ついにサケの密漁まで「闇バイト事件」に…では“おとり捜査”が導入されたら「犯行グループを一網打尽にできるのか」 元刑事に尋ねてみると
政治も動いた
連日のように報道され、警察庁はじめ各警察本部や自治体などで「闇バイト」への注意喚起が続けられているが、11月25日、自民党の高市早苗・前経済安全保障担当大臣の言葉が話題を集めた。長野県松本市の講演で、 「命にかかわるような事件が次々に起きている。
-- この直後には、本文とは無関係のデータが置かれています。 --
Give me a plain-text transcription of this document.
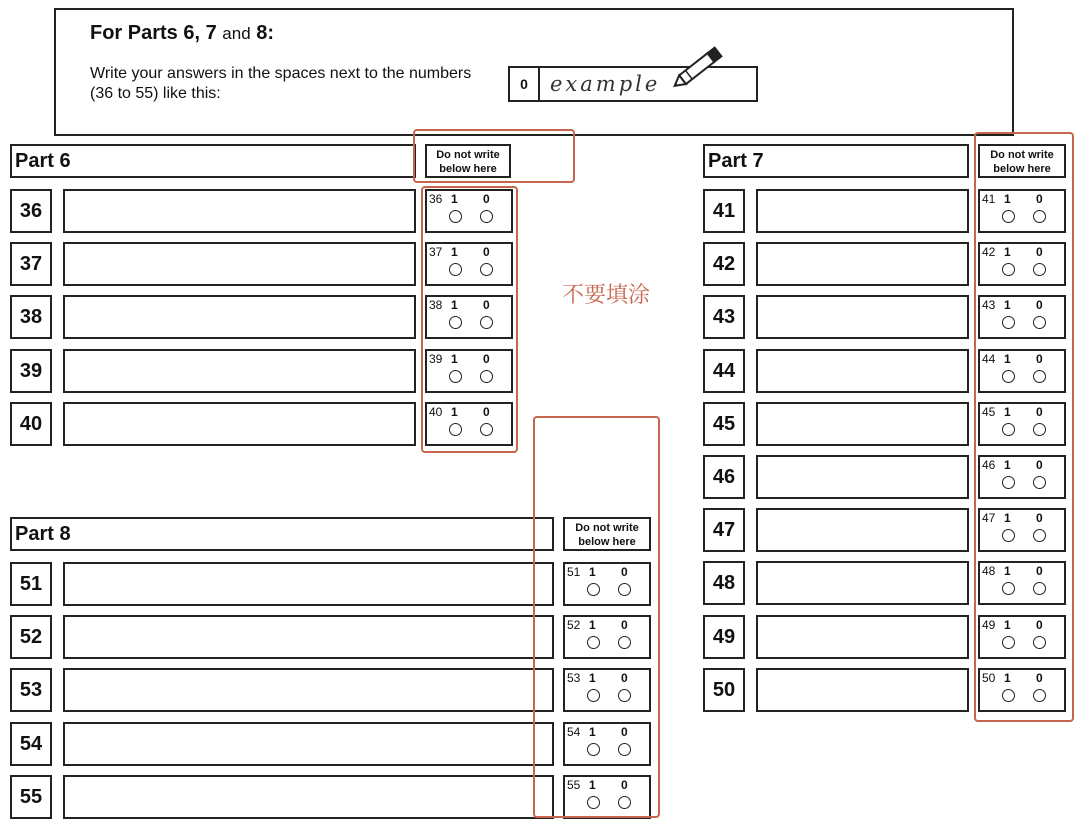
For Parts 6, 7 and 8:
Write your answers in the spaces next to the numbers (36 to 55) like this:
0	example
Part 6	Do not write
below here
36
36 1 0
37
37 1 0
38
38 1 0
39
39 1 0
40
40 1 0
Part 7	Do not write
below here
41
41 1 0
42
42 1 0
43
43 1 0
44
44 1 0
45
45 1 0
46
46 1 0
47
47 1 0
48
48 1 0
49
49 1 0
50
50 1 0
Part 8	Do not write
below here
51
51 1 0
52
52 1 0
53
53 1 0
54
54 1 0
55
55 1 0
不要填涂
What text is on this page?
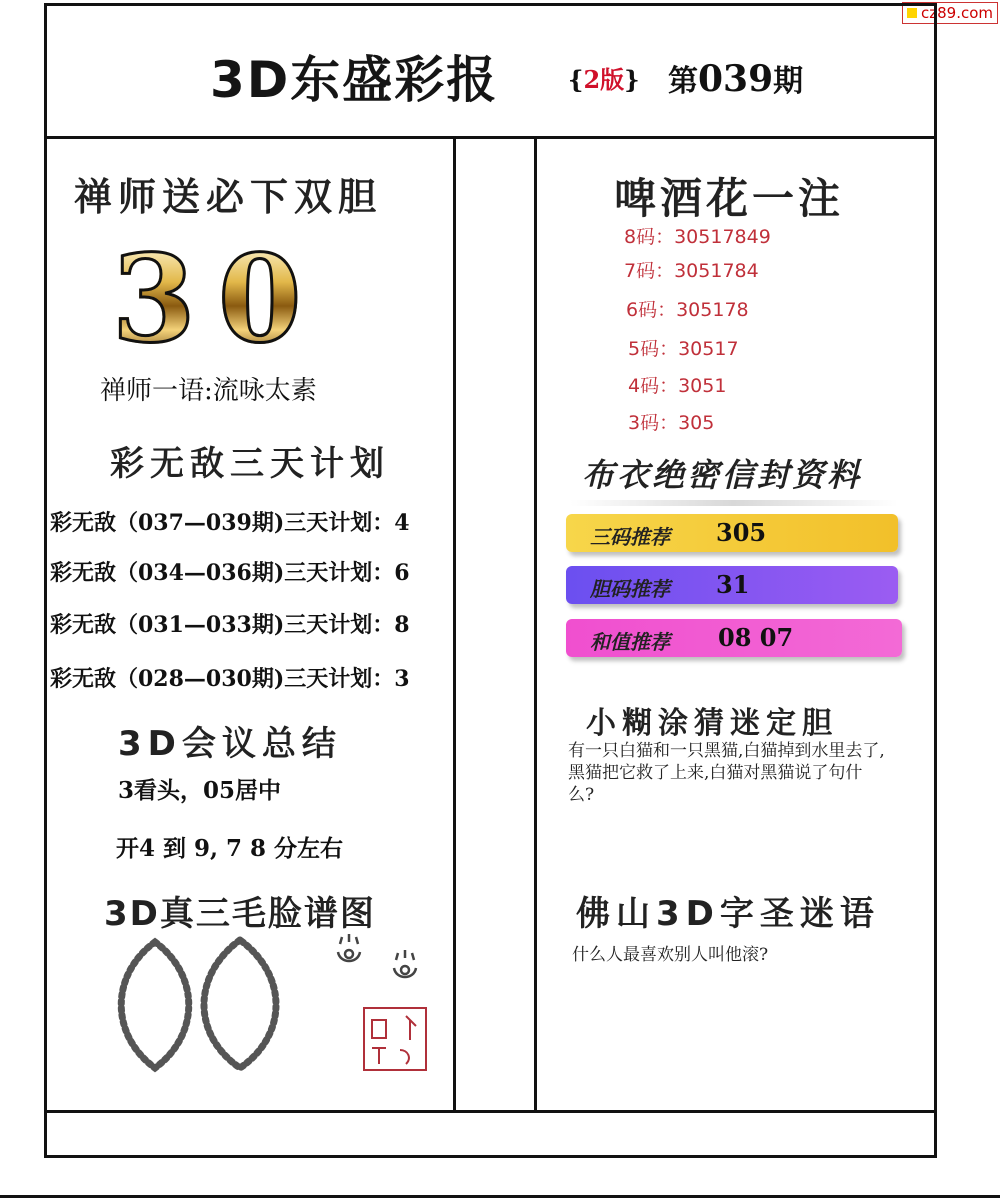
cz89.com
3D东盛彩报	{2版} 第039期
禅师送必下双胆
3 0
禅师一语:流咏太素
彩无敌三天计划
彩无敌（037—039期)三天计划：4
彩无敌（034—036期)三天计划：6
彩无敌（031—033期)三天计划：8
彩无敌（028—030期)三天计划：3
3D会议总结
3看头，05居中
开4 到 9, 7 8 分左右
3D真三毛脸谱图
啤酒花一注
8码：30517849
7码：3051784
6码：305178
5码：30517
4码：3051
3码：305
布衣绝密信封资料
三码推荐 305
胆码推荐 31
和值推荐 08 07
小糊涂猜迷定胆
有一只白猫和一只黑猫,白猫掉到水里去了,黑猫把它救了上来,白猫对黑猫说了句什么?
佛山3D字圣迷语
什么人最喜欢别人叫他滚?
警察がさまざまな捜査手法を使えるようにしたい」 と述べ、警察による通信傍受の強化や、「(警察官が身分を偽造する)仮装身分捜査の導入を検討すべきでは」と問題提起したのである。 「高市さんは自民党の『治安・テロ・サイバー犯罪対策調査会』の会長も務めており、一連の闇バイト事件に対し、対策案を提示する予定になっています。ただ、この発言が思わぬ余波を生んでしまいまして…」(政治部記者) 警察の通信傍受は要件を満たせば一部では認められているが、制度の拡大はプライバシー侵害などの問題を生む。また、仮装身分捜査は日本の法体系では禁じられているという。 「高市さんは、その辺りも言及した上で、『よく議論しないといけない』と述べたのですが、ネットなどで『通信傍受の拡大か』とか、仮装身分捜査については『おとり捜査が導入されるのか』などと取り上げられ、テレビ番組でもその賛否が紹介されたのです」(同) 高市氏は自身のXで「自民党の治安・テロ・サイバー犯罪対策調査会で議論中の対策提言案(役員会で整理している段階の素案)には、『通信傍受の強化』も『おとり捜査』も入っていません」とした。また、同氏は「おとり捜査」について、平成16年7月12日の最高裁第一小法廷決定を引く形で、「こう思う」と紹介している。 「捜査機関又はその依頼を受けた捜査協力者が、その身分や意図を相手方に秘して犯罪を行うように働き掛け、相手方がこれに応じて犯罪の実行に出たところで現行犯逮捕等により検挙するもの」 「治安・テロ・サイバー犯罪対策調査会」は5日、警察官が身分を秘匿して闇バイトに応募し、犯人グループに接触する捜査手法の導入に向け、環境整備を求める提言を取りまとめた。 果たして、闇バイト事件に有効な捜査手法となるのだろうか。